The invention relates to the technical field of side channel attacks, and discloses a side channel attack method and system based on a convolutional neural network, and the attack method comprises the following steps: S1, collecting energy trace data; s2, extracting feature points; s3, constructing a data set; s4, constructing a convolutional neural network; s5, model training; s6, model evaluation; and S7, key recovery. The problems that in the prior art, template matching is difficult, and universality is low are solved.

The invention relates to an adversarial sample dynamic generation method and device, electronic equipment and a storage medium. The method comprises the following steps: acquiring a first face image of a first user in real time; performing target detection and tracking on the first face image, and generating a candidate frame for marking a face in the first face image; adjusting the target confrontation pattern projected on the holographic film based on the candidate frame to generate a target disturbance image; and obtaining a target confrontation sample, wherein the target confrontation sample comprises the first face image and the target disturbance image. According to the method and the device, the anti-disturbance image of the digital world displayed in the electronic equipment can be converted into the real physical world in a holographic imaging manner, and the anti-disturbance image does not need to be printed, so that the attack success rate of the physical world anti-disturbance sample can be improved; and the confrontation pattern can be correspondingly adjusted along with the adjustment of the face, so that the matching degree between the confrontation pattern and the face in the obtained target confrontation sample is improved.

The invention relates to an image confrontation sample generation method with rotational robustness in the physical world, and relates to the technical field of artificial intelligence security. The main steps include: 1. Initialize the algorithm parameters and image preprocessing to obtain the current adversarial sample; 2. Use the current adversarial sample to rotate to obtain the rotated adversarial sample; 3. Determine whether the iteration termination condition is met, if yes, output the final adversarial sample and perform step 7 , otherwise go to step 4; 4. Calculate the rotation-invariant joint gradient matrix; 5. Perform mean filtering on the rotation-invariant joint gradient matrix; 6. Update the current adversarial sample, and return to step 23; 7. Use the final result in the real physical world Test against adversarial samples and observe the effect of adversarial attacks under different rotation angles. The confrontation sample generated by the invention has rotation robustness in the physical world, solves the situation that the attack of the confrontation sample fails after rotation, and further improves the attack success rate.

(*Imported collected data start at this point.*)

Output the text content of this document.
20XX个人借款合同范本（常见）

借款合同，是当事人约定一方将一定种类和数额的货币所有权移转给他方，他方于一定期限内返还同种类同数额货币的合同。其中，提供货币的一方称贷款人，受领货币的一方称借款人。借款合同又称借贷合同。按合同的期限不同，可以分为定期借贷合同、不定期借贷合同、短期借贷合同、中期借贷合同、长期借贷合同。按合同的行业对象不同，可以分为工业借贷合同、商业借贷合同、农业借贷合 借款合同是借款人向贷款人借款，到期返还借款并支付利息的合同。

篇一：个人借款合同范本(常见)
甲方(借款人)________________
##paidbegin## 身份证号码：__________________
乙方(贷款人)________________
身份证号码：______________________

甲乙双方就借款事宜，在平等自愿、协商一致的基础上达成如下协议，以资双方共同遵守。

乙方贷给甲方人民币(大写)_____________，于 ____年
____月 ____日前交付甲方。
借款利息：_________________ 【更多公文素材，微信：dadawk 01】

The invention discloses a method, a storage medium and a terminal for automatically selecting an alternative model for black-box attack, belonging to the technical field of deep learning. The method includes: selecting an alternative model in a neural network model according to original sample attribute information, and / or, according to Attack Feedback Updates currently use alternative models. The present invention selects an alternative model with a high degree of matching with the current black-box model according to the original sample attribute information that is related to the complexity of the black-box model, and / or updates the currently used alternative model through attack feedback information, so as to ensure that after the selection or update The surrogate model can exert excellent surrogate performance, and the generated adversarial samples have a high attack success rate in black-box attacks, which is conducive to promoting the current research on neural network model security.